For patients with advanced gastric cancer, chemotherapy can improve rates of overall survival. The combination of docetaxel, oxaliplatin, and capecitabine has shown to be a treatment regimen worth investigation.
Researchers sought to study this combination in patients with PS ECOG of 2 who were age 70 or older and had weight loss between 10% and 25%—these patients were defined as “suboptimal.” The researchers studied 43 patients with advanced gastric cancer who met “suboptimal” criteria who were previously untreated.
These patients received the “miniDOX” treatment regimen, which consisted of docetaxel 40 mg/m2 iv, day 1; oxaliplatin 80 mg/m2 iv, day 1; capecitabine 625 mg/m2 po bid, day 1 to day 21, every 21 days; after six courses, only capecitabine was maintained.
The primary endpoint of the study was response rate. Secondary study endpoints were overall survival, progression-free survival, and adverse events. Twelve patients has a PS ECOG of 2; 23 patients had weight loss between 10% and 25%; the median age of patients was 73.3 years (range 40-87; 28 patients were age 70 or older); 32 patients were male. Grade 3-4 adverse events included neutropenia (5 patients), febrile neutropenia (3 patients), pulmonary embolism (4 patients; 3 of which suffered sudden death), diarrhea (9 patients), paronychia (2 patients), ictus (1 patients), renal failure (1 patients, patient was diagnosed with infection/bacteriemia and died), hand-foot syndrome (4 patients), and asthenia (5 patients).
One patient experienced complete response, 23 patients experienced partial response (response rate: 56%). Three patients experienced disease progression. Median and 1-year progression-free survival was 5.5 months (18%) and overall survival was 13.3 months (52%).
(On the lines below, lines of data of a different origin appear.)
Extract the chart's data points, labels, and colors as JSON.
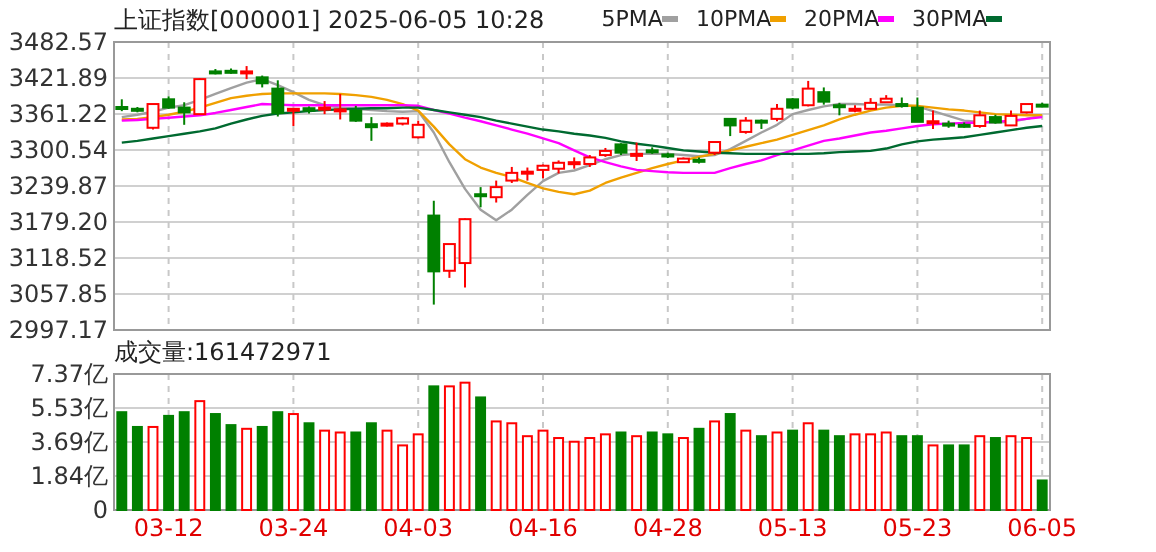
{
  "chart_data": [
    {
      "type": "candlestick",
      "title": "上证指数[000001]  2025-06-05  10:28",
      "legend": "top right",
      "grid": true,
      "tick_labels": "y",
      "categories": [
        null,
        null,
        null,
        null,
        null,
        null,
        null,
        null,
        null,
        null,
        null,
        null,
        null,
        null,
        null,
        null,
        null,
        null,
        null,
        null,
        null,
        null,
        null,
        null,
        null,
        null,
        null,
        null,
        null,
        null,
        null,
        null,
        null,
        null,
        null,
        null,
        null,
        null,
        null,
        null,
        null,
        null,
        null,
        null,
        null,
        null,
        null,
        null,
        null,
        null,
        null,
        null,
        null,
        null,
        null,
        null,
        null,
        null,
        null,
        null
      ],
      "ylim": [
        2997.17,
        3482.57
      ],
      "yticks": [
        2997.17,
        3057.85,
        3118.52,
        {
          "value": 3179.2,
          "label": "3179.20"
        },
        3239.87,
        3300.54,
        3361.22,
        3421.89,
        3482.57
      ],
      "ohlc": [
        [
          3373,
          3386,
          3366,
          3371
        ],
        [
          3370,
          3373,
          3364,
          3368
        ],
        [
          3338,
          3378,
          3335,
          3378
        ],
        [
          3386,
          3391,
          3370,
          3372
        ],
        [
          3372,
          3381,
          3343,
          3364
        ],
        [
          3361,
          3421,
          3360,
          3420
        ],
        [
          3433,
          3437,
          3428,
          3432
        ],
        [
          3434,
          3438,
          3429,
          3433
        ],
        [
          3432,
          3442,
          3420,
          3433
        ],
        [
          3423,
          3426,
          3406,
          3413
        ],
        [
          3404,
          3418,
          3357,
          3363
        ],
        [
          3368,
          3371,
          3341,
          3370
        ],
        [
          3371,
          3374,
          3362,
          3367
        ],
        [
          3369,
          3383,
          3361,
          3372
        ],
        [
          3368,
          3395,
          3352,
          3369
        ],
        [
          3367,
          3375,
          3348,
          3350
        ],
        [
          3344,
          3356,
          3316,
          3339
        ],
        [
          3342,
          3347,
          3340,
          3345
        ],
        [
          3345,
          3356,
          3342,
          3354
        ],
        [
          3322,
          3350,
          3320,
          3343
        ],
        [
          3190,
          3215,
          3040,
          3096
        ],
        [
          3097,
          3142,
          3085,
          3142
        ],
        [
          3110,
          3185,
          3069,
          3184
        ],
        [
          3226,
          3238,
          3204,
          3225
        ],
        [
          3221,
          3249,
          3212,
          3238
        ],
        [
          3249,
          3272,
          3245,
          3262
        ],
        [
          3261,
          3271,
          3249,
          3264
        ],
        [
          3267,
          3276,
          3253,
          3274
        ],
        [
          3269,
          3283,
          3261,
          3279
        ],
        [
          3278,
          3288,
          3269,
          3280
        ],
        [
          3277,
          3292,
          3272,
          3288
        ],
        [
          3292,
          3304,
          3289,
          3299
        ],
        [
          3310,
          3312,
          3292,
          3296
        ],
        [
          3293,
          3313,
          3282,
          3294
        ],
        [
          3300,
          3305,
          3294,
          3299
        ],
        [
          3293,
          3296,
          3287,
          3291
        ],
        [
          3280,
          3288,
          3279,
          3286
        ],
        [
          3284,
          3288,
          3278,
          3283
        ],
        [
          3296,
          3314,
          3292,
          3314
        ],
        [
          3353,
          3354,
          3324,
          3342
        ],
        [
          3331,
          3356,
          3328,
          3350
        ],
        [
          3350,
          3352,
          3336,
          3348
        ],
        [
          3353,
          3378,
          3349,
          3370
        ],
        [
          3386,
          3388,
          3369,
          3372
        ],
        [
          3376,
          3417,
          3374,
          3404
        ],
        [
          3398,
          3406,
          3377,
          3382
        ],
        [
          3376,
          3380,
          3359,
          3374
        ],
        [
          3368,
          3376,
          3364,
          3370
        ],
        [
          3370,
          3388,
          3369,
          3380
        ],
        [
          3381,
          3393,
          3380,
          3387
        ],
        [
          3378,
          3389,
          3372,
          3375
        ],
        [
          3372,
          3389,
          3348,
          3348
        ],
        [
          3347,
          3367,
          3336,
          3349
        ],
        [
          3345,
          3350,
          3338,
          3344
        ],
        [
          3343,
          3347,
          3338,
          3342
        ],
        [
          3341,
          3367,
          3338,
          3359
        ],
        [
          3356,
          3360,
          3345,
          3347
        ],
        [
          3342,
          3367,
          3342,
          3358
        ],
        [
          3364,
          3378,
          3362,
          3378
        ],
        [
          3377,
          3380,
          3374,
          3376
        ]
      ],
      "colors": [
        "#008000",
        "#008000",
        "#ff0000",
        "#008000",
        "#008000",
        "#ff0000",
        "#008000",
        "#008000",
        "#ff0000",
        "#008000",
        "#008000",
        "#ff0000",
        "#008000",
        "#ff0000",
        "#ff0000",
        "#008000",
        "#008000",
        "#ff0000",
        "#ff0000",
        "#ff0000",
        "#008000",
        "#ff0000",
        "#ff0000",
        "#008000",
        "#ff0000",
        "#ff0000",
        "#ff0000",
        "#ff0000",
        "#ff0000",
        "#ff0000",
        "#ff0000",
        "#ff0000",
        "#008000",
        "#ff0000",
        "#008000",
        "#008000",
        "#ff0000",
        "#008000",
        "#ff0000",
        "#008000",
        "#ff0000",
        "#008000",
        "#ff0000",
        "#008000",
        "#ff0000",
        "#008000",
        "#008000",
        "#ff0000",
        "#ff0000",
        "#ff0000",
        "#008000",
        "#008000",
        "#ff0000",
        "#008000",
        "#008000",
        "#ff0000",
        "#008000",
        "#ff0000",
        "#ff0000",
        "#008000"
      ],
      "series": [
        {
          "type": "line",
          "name": "5PMA",
          "color": "#a0a0a0",
          "values": [
            3356,
            3360,
            3365,
            3372,
            3376,
            3385,
            3395,
            3405,
            3414,
            3420,
            3410,
            3398,
            3385,
            3376,
            3372,
            3370,
            3368,
            3366,
            3365,
            3366,
            3330,
            3280,
            3235,
            3200,
            3182,
            3200,
            3225,
            3248,
            3262,
            3266,
            3275,
            3285,
            3292,
            3294,
            3294,
            3294,
            3292,
            3290,
            3292,
            3302,
            3316,
            3330,
            3343,
            3361,
            3368,
            3374,
            3378,
            3378,
            3377,
            3377,
            3376,
            3374,
            3366,
            3358,
            3350,
            3348,
            3347,
            3348,
            3353,
            3359
          ]
        },
        {
          "type": "line",
          "name": "10PMA",
          "color": "#f0a000",
          "values": [
            3352,
            3353,
            3356,
            3360,
            3365,
            3372,
            3380,
            3388,
            3392,
            3395,
            3396,
            3396,
            3396,
            3396,
            3395,
            3393,
            3390,
            3385,
            3378,
            3367,
            3340,
            3310,
            3285,
            3271,
            3262,
            3255,
            3245,
            3236,
            3230,
            3226,
            3232,
            3245,
            3254,
            3262,
            3270,
            3277,
            3283,
            3289,
            3294,
            3300,
            3306,
            3312,
            3318,
            3326,
            3334,
            3342,
            3352,
            3360,
            3367,
            3372,
            3375,
            3375,
            3372,
            3369,
            3367,
            3364,
            3361,
            3360,
            3359,
            3359
          ]
        },
        {
          "type": "line",
          "name": "20PMA",
          "color": "#ff00ff",
          "values": [
            3350,
            3351,
            3353,
            3355,
            3357,
            3359,
            3363,
            3368,
            3373,
            3378,
            3377,
            3376,
            3376,
            3376,
            3376,
            3376,
            3376,
            3376,
            3376,
            3375,
            3368,
            3362,
            3355,
            3349,
            3342,
            3335,
            3328,
            3320,
            3312,
            3300,
            3288,
            3280,
            3273,
            3267,
            3265,
            3263,
            3262,
            3262,
            3262,
            3270,
            3277,
            3283,
            3292,
            3300,
            3308,
            3316,
            3320,
            3325,
            3330,
            3333,
            3337,
            3341,
            3344,
            3345,
            3346,
            3347,
            3348,
            3350,
            3353,
            3356
          ]
        },
        {
          "type": "line",
          "name": "30PMA",
          "color": "#006a30",
          "values": [
            3313,
            3316,
            3320,
            3324,
            3328,
            3332,
            3337,
            3345,
            3352,
            3358,
            3362,
            3364,
            3366,
            3368,
            3369,
            3370,
            3371,
            3371,
            3372,
            3372,
            3368,
            3364,
            3360,
            3356,
            3350,
            3345,
            3340,
            3335,
            3332,
            3328,
            3325,
            3321,
            3315,
            3311,
            3308,
            3304,
            3300,
            3298,
            3296,
            3295,
            3294,
            3294,
            3294,
            3294,
            3294,
            3295,
            3297,
            3298,
            3299,
            3303,
            3310,
            3315,
            3318,
            3320,
            3322,
            3326,
            3330,
            3334,
            3338,
            3341
          ]
        }
      ]
    },
    {
      "type": "bar",
      "title": "成交量:161472971",
      "grid": true,
      "categories": [
        null,
        null,
        null,
        "03-12",
        null,
        null,
        null,
        null,
        null,
        null,
        null,
        "03-24",
        null,
        null,
        null,
        null,
        null,
        null,
        null,
        "04-03",
        null,
        null,
        null,
        null,
        null,
        null,
        null,
        "04-16",
        null,
        null,
        null,
        null,
        null,
        null,
        null,
        "04-28",
        null,
        null,
        null,
        null,
        null,
        null,
        null,
        "05-13",
        null,
        null,
        null,
        null,
        null,
        null,
        null,
        "05-23",
        null,
        null,
        null,
        null,
        null,
        null,
        null,
        "06-05"
      ],
      "ylim": [
        0,
        7.37
      ],
      "yticks": [
        0,
        {
          "value": 1.84,
          "label": "1.84亿"
        },
        {
          "value": 3.69,
          "label": "3.69亿"
        },
        {
          "value": 5.53,
          "label": "5.53亿"
        },
        {
          "value": 7.37,
          "label": "7.37亿"
        }
      ],
      "values": [
        5.3,
        4.5,
        4.5,
        5.1,
        5.3,
        5.9,
        5.2,
        4.6,
        4.4,
        4.5,
        5.3,
        5.2,
        4.7,
        4.3,
        4.2,
        4.2,
        4.7,
        4.3,
        3.5,
        4.1,
        6.7,
        6.7,
        6.9,
        6.1,
        4.8,
        4.7,
        4.0,
        4.3,
        3.9,
        3.7,
        3.9,
        4.1,
        4.2,
        4.0,
        4.2,
        4.1,
        3.9,
        4.4,
        4.8,
        5.2,
        4.3,
        4.0,
        4.2,
        4.3,
        4.7,
        4.3,
        4.0,
        4.1,
        4.1,
        4.2,
        4.0,
        4.0,
        3.5,
        3.5,
        3.5,
        4.0,
        3.9,
        4.0,
        3.9,
        1.6
      ],
      "colors": [
        "#008000",
        "#008000",
        "#ff0000",
        "#008000",
        "#008000",
        "#ff0000",
        "#008000",
        "#008000",
        "#ff0000",
        "#008000",
        "#008000",
        "#ff0000",
        "#008000",
        "#ff0000",
        "#ff0000",
        "#008000",
        "#008000",
        "#ff0000",
        "#ff0000",
        "#ff0000",
        "#008000",
        "#ff0000",
        "#ff0000",
        "#008000",
        "#ff0000",
        "#ff0000",
        "#ff0000",
        "#ff0000",
        "#ff0000",
        "#ff0000",
        "#ff0000",
        "#ff0000",
        "#008000",
        "#ff0000",
        "#008000",
        "#008000",
        "#ff0000",
        "#008000",
        "#ff0000",
        "#008000",
        "#ff0000",
        "#008000",
        "#ff0000",
        "#008000",
        "#ff0000",
        "#008000",
        "#008000",
        "#ff0000",
        "#ff0000",
        "#ff0000",
        "#008000",
        "#008000",
        "#ff0000",
        "#008000",
        "#008000",
        "#ff0000",
        "#008000",
        "#ff0000",
        "#ff0000",
        "#008000"
      ]
    }
  ]
}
The researchers concluded that toxicity associated with miniDOX was of concern but the treatment proved to be worthy of further research in patients with advanced gastric cancer who are classified as “suboptimal.”
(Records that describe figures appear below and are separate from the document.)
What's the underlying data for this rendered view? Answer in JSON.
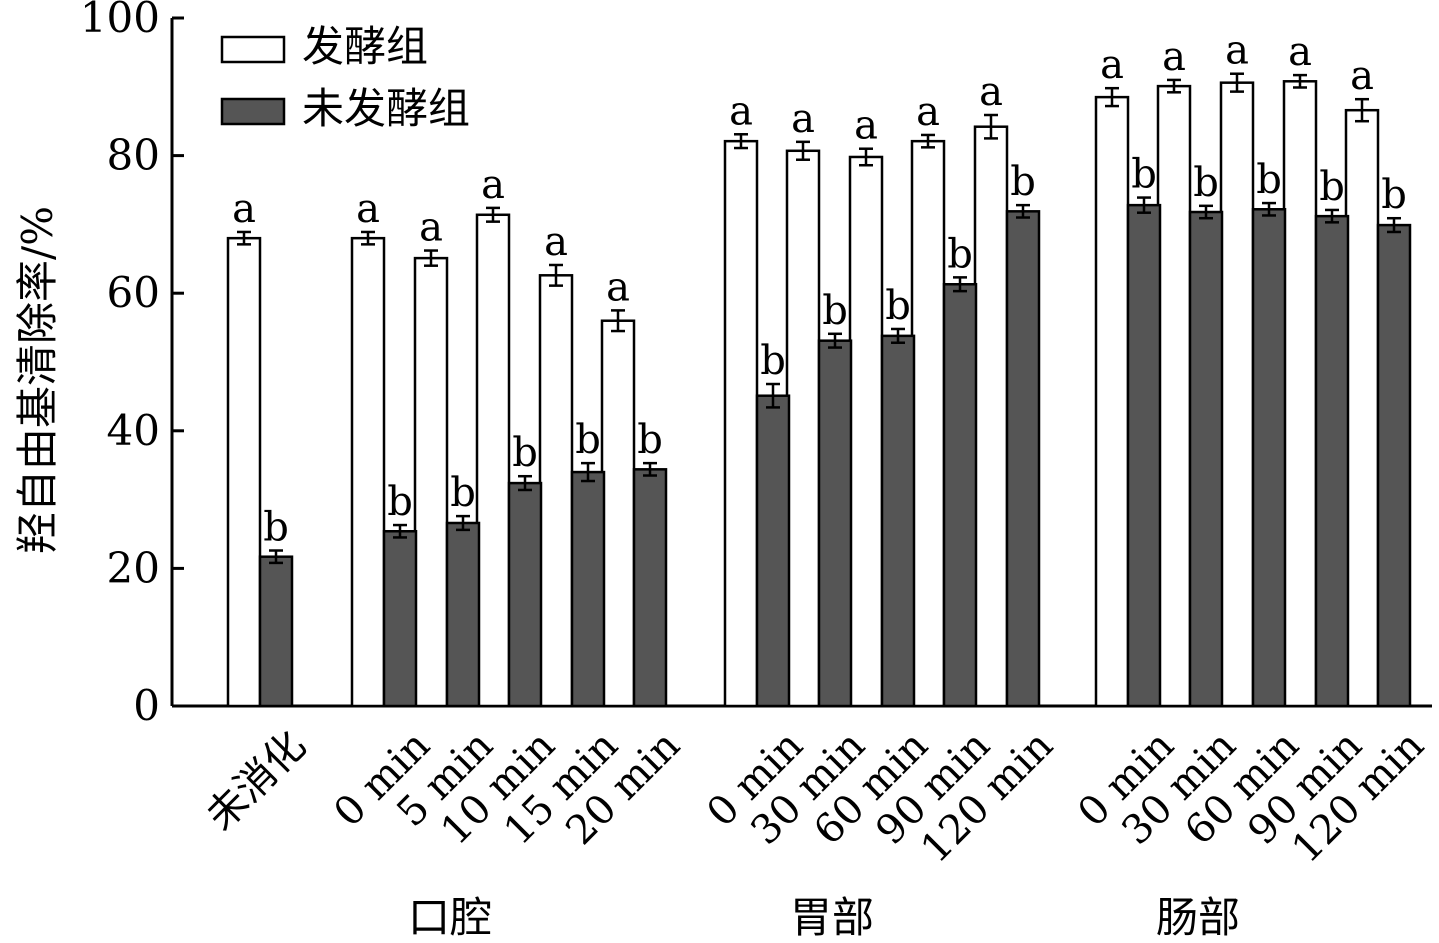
{
  "chart_data": {
    "type": "bar",
    "title": "",
    "ylabel": "羟自由基清除率/%",
    "xlabel": "",
    "ylim": [
      0,
      100
    ],
    "yticks": [
      "0",
      "20",
      "40",
      "60",
      "80",
      "100"
    ],
    "legend": {
      "placement": "top-left",
      "entries": [
        "发酵组",
        "未发酵组"
      ]
    },
    "colors": {
      "发酵组": "#ffffff",
      "未发酵组": "#555555"
    },
    "groups": [
      {
        "label": "",
        "categories": [
          "未消化"
        ]
      },
      {
        "label": "口腔",
        "categories": [
          "0 min",
          "5 min",
          "10 min",
          "15 min",
          "20 min"
        ]
      },
      {
        "label": "胃部",
        "categories": [
          "0 min",
          "30 min",
          "60 min",
          "90 min",
          "120 min"
        ]
      },
      {
        "label": "肠部",
        "categories": [
          "0 min",
          "30 min",
          "60 min",
          "90 min",
          "120 min"
        ]
      }
    ],
    "series": [
      {
        "name": "发酵组",
        "values": [
          68.0,
          68.0,
          65.1,
          71.4,
          62.6,
          56.0,
          82.1,
          80.7,
          79.8,
          82.1,
          84.2,
          88.5,
          90.1,
          90.6,
          90.8,
          86.6
        ],
        "errors": [
          0.9,
          0.9,
          1.1,
          1.0,
          1.5,
          1.5,
          1.0,
          1.3,
          1.2,
          0.9,
          1.7,
          1.3,
          0.9,
          1.3,
          0.9,
          1.6
        ],
        "labels": [
          "a",
          "a",
          "a",
          "a",
          "a",
          "a",
          "a",
          "a",
          "a",
          "a",
          "a",
          "a",
          "a",
          "a",
          "a",
          "a"
        ]
      },
      {
        "name": "未发酵组",
        "values": [
          21.7,
          25.4,
          26.6,
          32.4,
          34.0,
          34.4,
          45.1,
          53.1,
          53.8,
          61.3,
          71.9,
          72.8,
          71.8,
          72.2,
          71.2,
          69.9
        ],
        "errors": [
          0.9,
          0.9,
          1.0,
          1.0,
          1.3,
          0.9,
          1.7,
          1.0,
          1.0,
          1.0,
          0.9,
          1.1,
          0.9,
          0.9,
          0.9,
          1.0
        ],
        "labels": [
          "b",
          "b",
          "b",
          "b",
          "b",
          "b",
          "b",
          "b",
          "b",
          "b",
          "b",
          "b",
          "b",
          "b",
          "b",
          "b"
        ]
      }
    ]
  }
}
The authors defined “suboptimal” pts as those with PS ECOG = 2, weight loss 10-25 % and/or age ≥70 years. This population is usually underrepresented in AGC clinical trials. Although miniDOX’s toxicity (mainly PE) has been important, its activity has been promising in “suboptimal” pts with AGC, and this combination should be further investigated in this setting.